Main hepatic artery angioembolization is associated with increased rates of liver-related complications, multiple liver-related complications, and readmission within 30 days compared with segmental hepatic artery angioembolization. Thus, main hepatic artery angioembolization should be reserved for use only when segmental hepatic artery angioembolization is not feasible, albeit with significantly increased morbidity.

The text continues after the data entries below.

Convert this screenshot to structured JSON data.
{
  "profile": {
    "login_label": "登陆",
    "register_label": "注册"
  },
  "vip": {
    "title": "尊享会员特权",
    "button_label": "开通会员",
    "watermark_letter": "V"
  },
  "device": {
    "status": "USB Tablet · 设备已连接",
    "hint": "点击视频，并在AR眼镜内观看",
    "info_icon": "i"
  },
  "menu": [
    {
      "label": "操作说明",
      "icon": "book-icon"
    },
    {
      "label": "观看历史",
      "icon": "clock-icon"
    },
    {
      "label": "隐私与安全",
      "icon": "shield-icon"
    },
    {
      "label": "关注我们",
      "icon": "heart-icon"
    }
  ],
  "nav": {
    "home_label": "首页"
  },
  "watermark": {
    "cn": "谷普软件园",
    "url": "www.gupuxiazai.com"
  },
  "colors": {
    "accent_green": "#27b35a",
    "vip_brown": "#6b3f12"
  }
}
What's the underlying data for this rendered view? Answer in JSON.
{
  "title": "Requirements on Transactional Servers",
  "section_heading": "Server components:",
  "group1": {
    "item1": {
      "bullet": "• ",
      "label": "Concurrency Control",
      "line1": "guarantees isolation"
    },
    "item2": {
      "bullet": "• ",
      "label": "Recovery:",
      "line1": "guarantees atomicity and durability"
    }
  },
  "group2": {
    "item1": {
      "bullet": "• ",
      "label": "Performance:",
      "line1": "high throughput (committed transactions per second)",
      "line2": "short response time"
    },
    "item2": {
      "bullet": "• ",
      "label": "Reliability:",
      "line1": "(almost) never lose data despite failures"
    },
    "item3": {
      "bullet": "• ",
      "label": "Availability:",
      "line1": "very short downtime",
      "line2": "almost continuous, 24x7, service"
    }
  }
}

肝血管栓塞术对于血流动力学稳定且有造影剂外渗的创伤性肝损伤患者的出血控制非常有效。然而,关于肝动脉血管系统内血管栓塞术的具体位置及其对患者预后影响的数据却很少。
对一项在23个中心开展的多中心前瞻性观察性研究进行事后分析。纳入在到达后8小时内接受肝总动脉血管栓塞术或肝段动脉血管栓塞术的成年患者。主要结局为肝脏相关并发症,定义为肝周积液、胆漏/胆汁瘤、假性动脉瘤、肝坏死和/或肝脓肿。次要结局为肝脏相关并发症干预措施、住院时间和死亡率。
共有55例患者接受了肝血管栓塞术,其中23例(41.8%)接受了肝总动脉血管栓塞术,32例(58.2%)接受了肝段动脉血管栓塞术。两组在年龄、生命体征、损伤机制、肝损伤分级分布和损伤严重程度评分方面均具有可比性(所有P>.05)。肝总动脉血管栓塞术组的总体肝脏相关并发症发生率更高(65.2%对31.2%,P=.039),尤其是肝周积液(26.1%对6.3%,P=.040)和胆漏/胆汁瘤(34.8%对12.5%,P=.048)。肝总动脉血管栓塞术出现2种或更多肝脏相关并发症的发生率更高(47.8%对9.4%,P=.001),且30天内再入院率更高(30.4%对9.4%,P=.046)。在住院时间和死亡率方面未观察到显著差异(所有P>.05)。
与肝段动脉血管栓塞术相比,肝总动脉血管栓塞术与肝脏相关并发症、多种肝脏相关并发症的发生率增加以及30天内再入院率升高相关。因此,仅在肝段动脉血管栓塞术不可行时才应使用肝总动脉血管栓塞术,尽管其发病率会显著增加。